"And is it moral to sit and watch from a safe distance while people k-kill each other?" It was a miracle, there was actually a trace of human feeling - irritation - in Erast Petrovich's voice. "Thank you k-kindly, I have already observed this spectacle and even p-participated in it. I did not like it. I prefer the company of T-Tacitus" - and he demonstratively stuck his nose back in his book.The second novel in the Erast Fandorin series, 'The Turkish Gambit' takes the form of a spy novel, with the protagonist of the previous book; Erast Fandorin, taking a back seat to the principal character of a young idealistic and adventurous woman named Varvara Suvorova. Set against the back drop of the Russo-Turkish war of 1877-'78, Varvara has travelled to the front line to be with her fiancé Pyotr but no sooner has she arrived than she finds herself in a series of desperate situations and constantly being rescued by Erast Fandorin.

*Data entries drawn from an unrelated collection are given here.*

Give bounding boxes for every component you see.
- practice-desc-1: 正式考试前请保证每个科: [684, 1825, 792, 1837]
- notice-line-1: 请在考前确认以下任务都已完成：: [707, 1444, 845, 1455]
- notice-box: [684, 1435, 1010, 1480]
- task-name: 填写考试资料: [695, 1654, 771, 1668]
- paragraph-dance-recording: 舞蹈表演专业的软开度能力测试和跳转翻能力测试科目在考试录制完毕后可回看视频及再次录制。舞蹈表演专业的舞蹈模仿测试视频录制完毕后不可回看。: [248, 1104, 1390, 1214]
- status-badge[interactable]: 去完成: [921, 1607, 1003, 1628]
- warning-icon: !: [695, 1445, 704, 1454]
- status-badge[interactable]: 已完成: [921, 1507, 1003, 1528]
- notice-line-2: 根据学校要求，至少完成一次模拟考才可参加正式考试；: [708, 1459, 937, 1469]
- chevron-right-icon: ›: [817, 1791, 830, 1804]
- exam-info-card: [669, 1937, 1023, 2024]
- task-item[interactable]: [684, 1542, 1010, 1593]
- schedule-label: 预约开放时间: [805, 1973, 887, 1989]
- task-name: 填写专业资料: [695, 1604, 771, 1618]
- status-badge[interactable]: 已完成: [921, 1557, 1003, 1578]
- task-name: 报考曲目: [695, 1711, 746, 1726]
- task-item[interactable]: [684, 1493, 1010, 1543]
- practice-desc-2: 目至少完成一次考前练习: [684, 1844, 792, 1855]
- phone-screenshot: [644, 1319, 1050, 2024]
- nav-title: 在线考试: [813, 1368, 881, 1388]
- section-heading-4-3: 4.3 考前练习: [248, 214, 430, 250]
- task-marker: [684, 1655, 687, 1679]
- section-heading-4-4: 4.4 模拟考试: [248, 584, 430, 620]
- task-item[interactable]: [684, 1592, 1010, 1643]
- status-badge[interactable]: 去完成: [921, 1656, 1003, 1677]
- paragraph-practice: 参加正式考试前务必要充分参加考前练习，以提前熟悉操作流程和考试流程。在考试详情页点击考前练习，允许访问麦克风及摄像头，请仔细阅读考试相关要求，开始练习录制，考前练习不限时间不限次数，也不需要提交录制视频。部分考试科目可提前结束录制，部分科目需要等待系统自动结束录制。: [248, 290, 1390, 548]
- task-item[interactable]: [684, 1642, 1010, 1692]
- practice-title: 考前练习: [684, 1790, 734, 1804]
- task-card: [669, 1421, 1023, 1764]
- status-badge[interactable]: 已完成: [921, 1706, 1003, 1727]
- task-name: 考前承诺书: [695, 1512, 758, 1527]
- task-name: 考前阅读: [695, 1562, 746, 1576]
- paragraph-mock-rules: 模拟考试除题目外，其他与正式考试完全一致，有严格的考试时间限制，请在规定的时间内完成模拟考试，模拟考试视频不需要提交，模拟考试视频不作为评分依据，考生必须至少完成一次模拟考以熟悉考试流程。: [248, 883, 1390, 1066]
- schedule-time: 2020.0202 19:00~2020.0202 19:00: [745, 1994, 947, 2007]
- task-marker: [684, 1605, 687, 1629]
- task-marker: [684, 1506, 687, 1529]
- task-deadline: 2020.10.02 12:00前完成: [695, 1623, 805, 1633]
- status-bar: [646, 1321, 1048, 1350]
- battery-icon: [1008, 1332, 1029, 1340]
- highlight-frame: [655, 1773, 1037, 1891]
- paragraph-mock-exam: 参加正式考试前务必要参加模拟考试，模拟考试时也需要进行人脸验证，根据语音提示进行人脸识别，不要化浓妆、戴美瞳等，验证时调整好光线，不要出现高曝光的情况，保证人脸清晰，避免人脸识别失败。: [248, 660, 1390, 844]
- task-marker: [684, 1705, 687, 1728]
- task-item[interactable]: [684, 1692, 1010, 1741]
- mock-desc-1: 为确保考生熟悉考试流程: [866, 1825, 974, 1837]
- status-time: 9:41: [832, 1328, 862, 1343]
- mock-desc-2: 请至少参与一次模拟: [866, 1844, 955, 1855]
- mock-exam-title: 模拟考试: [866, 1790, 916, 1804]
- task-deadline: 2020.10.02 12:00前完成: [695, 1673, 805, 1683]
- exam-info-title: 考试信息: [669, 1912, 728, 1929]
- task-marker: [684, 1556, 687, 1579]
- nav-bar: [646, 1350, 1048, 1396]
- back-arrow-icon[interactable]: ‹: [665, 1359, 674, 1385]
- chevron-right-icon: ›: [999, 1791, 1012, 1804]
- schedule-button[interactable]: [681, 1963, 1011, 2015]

Varvara's obstinate views means she resents Fandorin's aid, even as she is obviously attracted to him, but whilst Fandorin might reciprocate her feelings, he is still hurting from the pain of losing his own fiancé (when they were bombed at their wedding).
This second novel doesn't quite live up to the first, partly because the character of Varvara Suvorova just isn't that interesting, and partly because Suvorova is often removed from the centre of events, leaving the reader with a constraint that might feel annoying. I enjoyed the story, but I was stupid enough to look up the plot on Wikipedia so I knew who the traitor was.